Ronell (p. 93-4)writes:
“Woman, prisoner of her anatomy cage, tends to the fire held captive. But submission is no easy thing. For if the fire held captive by the captive woman has indeed proven containable, this is because in the first place the phallus was subdued, so that the phallic tongues will have been assimilated t the woman, tamed and kept low under her supervision. Beyond the scene of multiplied captivity within which one anatomy encapsulates another, and whose minimal episode involves the anatomy of a dwelling place, the major difference asserted in this passage appears to be set forth between zoning laws legislating outside and inside, or, more precisely, public and private. Giving up the public contest among the many phallic tongues, man, subdued, retreats into space governed by private, inwardly turned, and largely feminised tongues. The movement compelling homosexual publicity toward a feminised domesticity, which in fact preserves the man, comes about after the “fire of his own sexual excitation” has been damped.

The woman, appointed guardian of the dephallicized tongues, will have bee henceforth structurally bound to “being there”. The scene reports the difference Lacan maintains: men have the phallus, while women are the phallus. Except that one never seems able to “have” the phallus in the first place (assuming such a place exists).

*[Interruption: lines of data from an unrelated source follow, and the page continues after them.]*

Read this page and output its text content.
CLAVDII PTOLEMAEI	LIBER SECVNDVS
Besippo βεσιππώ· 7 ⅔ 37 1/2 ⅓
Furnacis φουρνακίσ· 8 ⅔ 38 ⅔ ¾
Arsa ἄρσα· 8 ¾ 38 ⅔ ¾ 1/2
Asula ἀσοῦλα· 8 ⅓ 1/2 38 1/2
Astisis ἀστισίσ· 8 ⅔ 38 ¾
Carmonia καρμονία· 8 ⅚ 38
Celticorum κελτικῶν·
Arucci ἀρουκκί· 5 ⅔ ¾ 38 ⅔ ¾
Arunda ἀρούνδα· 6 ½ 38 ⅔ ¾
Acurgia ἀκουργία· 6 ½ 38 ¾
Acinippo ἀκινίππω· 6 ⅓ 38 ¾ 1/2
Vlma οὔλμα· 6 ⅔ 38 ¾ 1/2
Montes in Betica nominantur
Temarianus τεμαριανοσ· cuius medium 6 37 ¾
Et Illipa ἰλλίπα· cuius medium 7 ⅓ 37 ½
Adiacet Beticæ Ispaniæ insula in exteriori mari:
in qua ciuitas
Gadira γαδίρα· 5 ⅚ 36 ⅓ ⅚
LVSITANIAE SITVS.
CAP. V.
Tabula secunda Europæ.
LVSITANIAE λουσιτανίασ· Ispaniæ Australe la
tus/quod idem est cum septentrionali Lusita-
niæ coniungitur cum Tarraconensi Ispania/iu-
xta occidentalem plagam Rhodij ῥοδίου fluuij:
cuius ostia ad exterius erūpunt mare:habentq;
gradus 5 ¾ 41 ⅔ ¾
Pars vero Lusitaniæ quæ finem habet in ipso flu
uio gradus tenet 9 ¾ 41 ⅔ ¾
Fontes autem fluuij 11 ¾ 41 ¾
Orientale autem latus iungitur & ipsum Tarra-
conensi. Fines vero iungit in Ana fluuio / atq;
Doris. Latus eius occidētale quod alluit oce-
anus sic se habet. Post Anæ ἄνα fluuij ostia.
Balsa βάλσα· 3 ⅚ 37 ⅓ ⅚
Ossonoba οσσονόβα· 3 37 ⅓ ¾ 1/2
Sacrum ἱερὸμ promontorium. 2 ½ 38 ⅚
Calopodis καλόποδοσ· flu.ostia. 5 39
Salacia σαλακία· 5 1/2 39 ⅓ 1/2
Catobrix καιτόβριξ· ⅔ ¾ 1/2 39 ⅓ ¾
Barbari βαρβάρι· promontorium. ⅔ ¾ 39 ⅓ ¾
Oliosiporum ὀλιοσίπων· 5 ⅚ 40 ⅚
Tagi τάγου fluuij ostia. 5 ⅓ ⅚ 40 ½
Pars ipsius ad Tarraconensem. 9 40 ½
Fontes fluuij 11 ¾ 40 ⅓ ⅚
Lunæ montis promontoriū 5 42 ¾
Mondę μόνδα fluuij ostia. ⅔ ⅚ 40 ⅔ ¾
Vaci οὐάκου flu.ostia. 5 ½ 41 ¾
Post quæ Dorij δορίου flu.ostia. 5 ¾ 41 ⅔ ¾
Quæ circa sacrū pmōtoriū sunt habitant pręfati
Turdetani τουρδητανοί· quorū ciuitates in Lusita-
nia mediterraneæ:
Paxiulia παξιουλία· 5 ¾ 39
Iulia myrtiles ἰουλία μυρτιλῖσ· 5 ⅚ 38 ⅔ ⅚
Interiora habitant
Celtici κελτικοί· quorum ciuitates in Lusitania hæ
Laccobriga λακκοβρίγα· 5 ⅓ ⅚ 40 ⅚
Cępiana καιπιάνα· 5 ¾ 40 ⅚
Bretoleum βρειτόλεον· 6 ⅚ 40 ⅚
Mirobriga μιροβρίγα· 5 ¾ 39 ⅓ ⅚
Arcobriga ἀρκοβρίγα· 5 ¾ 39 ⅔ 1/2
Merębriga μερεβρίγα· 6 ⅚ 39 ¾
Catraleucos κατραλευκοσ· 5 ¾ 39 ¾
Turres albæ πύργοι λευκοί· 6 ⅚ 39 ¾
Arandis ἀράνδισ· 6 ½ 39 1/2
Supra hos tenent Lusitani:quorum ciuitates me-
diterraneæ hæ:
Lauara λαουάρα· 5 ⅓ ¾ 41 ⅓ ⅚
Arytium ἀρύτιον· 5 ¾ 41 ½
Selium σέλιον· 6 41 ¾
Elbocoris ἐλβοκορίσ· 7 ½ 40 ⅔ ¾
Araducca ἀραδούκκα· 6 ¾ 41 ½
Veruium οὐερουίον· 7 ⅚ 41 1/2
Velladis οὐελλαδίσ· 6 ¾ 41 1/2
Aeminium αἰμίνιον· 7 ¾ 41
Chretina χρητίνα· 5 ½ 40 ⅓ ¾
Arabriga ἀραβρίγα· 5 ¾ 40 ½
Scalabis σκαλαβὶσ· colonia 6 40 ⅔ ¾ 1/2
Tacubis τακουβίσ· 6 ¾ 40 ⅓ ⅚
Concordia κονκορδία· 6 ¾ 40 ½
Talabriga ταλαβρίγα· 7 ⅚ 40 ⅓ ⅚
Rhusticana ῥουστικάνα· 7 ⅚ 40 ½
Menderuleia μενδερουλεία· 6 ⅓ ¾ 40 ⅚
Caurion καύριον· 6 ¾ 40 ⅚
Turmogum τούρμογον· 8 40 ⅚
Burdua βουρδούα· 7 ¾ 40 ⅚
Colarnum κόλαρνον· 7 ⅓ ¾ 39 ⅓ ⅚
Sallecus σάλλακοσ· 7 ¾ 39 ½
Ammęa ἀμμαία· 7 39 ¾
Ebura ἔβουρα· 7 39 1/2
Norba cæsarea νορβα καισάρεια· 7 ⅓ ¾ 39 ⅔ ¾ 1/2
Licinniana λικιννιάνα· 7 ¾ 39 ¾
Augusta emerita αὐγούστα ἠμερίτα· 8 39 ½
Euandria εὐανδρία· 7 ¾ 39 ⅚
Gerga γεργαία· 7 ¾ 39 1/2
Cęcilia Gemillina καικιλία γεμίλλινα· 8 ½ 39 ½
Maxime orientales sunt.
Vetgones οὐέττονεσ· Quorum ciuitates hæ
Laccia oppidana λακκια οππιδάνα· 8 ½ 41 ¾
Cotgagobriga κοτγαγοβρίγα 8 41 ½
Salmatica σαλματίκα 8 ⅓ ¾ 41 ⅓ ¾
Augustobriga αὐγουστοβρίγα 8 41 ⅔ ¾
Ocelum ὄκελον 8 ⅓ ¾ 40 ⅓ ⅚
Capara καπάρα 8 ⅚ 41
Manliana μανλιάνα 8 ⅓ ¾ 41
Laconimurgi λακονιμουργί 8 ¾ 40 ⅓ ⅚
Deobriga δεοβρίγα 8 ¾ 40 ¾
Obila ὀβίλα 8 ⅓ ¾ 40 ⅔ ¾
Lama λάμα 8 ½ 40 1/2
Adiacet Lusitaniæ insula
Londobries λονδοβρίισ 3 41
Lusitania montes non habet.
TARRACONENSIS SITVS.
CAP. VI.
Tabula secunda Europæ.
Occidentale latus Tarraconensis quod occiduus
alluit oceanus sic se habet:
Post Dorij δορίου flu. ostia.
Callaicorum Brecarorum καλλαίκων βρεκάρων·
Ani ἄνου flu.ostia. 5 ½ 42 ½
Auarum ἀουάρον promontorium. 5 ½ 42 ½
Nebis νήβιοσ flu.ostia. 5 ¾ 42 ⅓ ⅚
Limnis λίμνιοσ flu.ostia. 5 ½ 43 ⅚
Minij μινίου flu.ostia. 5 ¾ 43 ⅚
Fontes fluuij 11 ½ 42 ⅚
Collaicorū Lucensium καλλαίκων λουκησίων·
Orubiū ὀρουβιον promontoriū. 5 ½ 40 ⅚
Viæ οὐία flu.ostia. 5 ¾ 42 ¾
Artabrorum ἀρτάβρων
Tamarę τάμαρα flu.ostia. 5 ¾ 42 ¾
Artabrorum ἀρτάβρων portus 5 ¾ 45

Turning down the but sparing the fire, restraining himself from competing with the phallus which threatens to consume and destroy him, the man takes it home with him, to tame it. But in order to bring it in he has to put it out -  and this fire that he puts out is the one within, the “fire of his own sexual excitation”, but also the feminised other, engulfing, and which by dint of renunciation he can piss on. The fire spared, the sent man will be brought inside, which is the starting point of the domestic: “The great cultural conquest [of fire, of femininity] was thus the reward for his renunciation of instinct.” The fire, inside, under control, will not spread to an infinite outside; the woman has been appointed guardian of its captivity, two subdued entities sitting watch over one another, trimming the silhouette of an original couple equally tamed. Technology would be responsible for this scene of sublimated interior decorating, promoting the internalising primacy of the dwelling place. Everything is to be brought in. The outside is to be located, colonised, contracted; and so the telephone, to recruit our example from its station, was advertised as the “annihilator of time and space”, the conquest of savage intensities. Technoculture can barely abide an outside. Nor certainly an outside that stays out all night. Thus Freud’s footnote on the renunciation of instinct falls under the “activities and resources which are useful to men for making the earth serviceable to them… If we go back far enough, we find that the first acts of civilisation were the use of tools. The gaining of control over fire and the construction of dwellings” (Freud p. 27). Arising with the fire whose place is now in the kitchen, the question on the tips of the flamed tongues, always prepared to ignite and spread, concerns the movement in which interiorization and instinctual renunciation become coconstitutive. The tongues, as with the suppressed instinct, fall silent. The concept of an inside has been won technologically, space and libido, contracted (by marriage).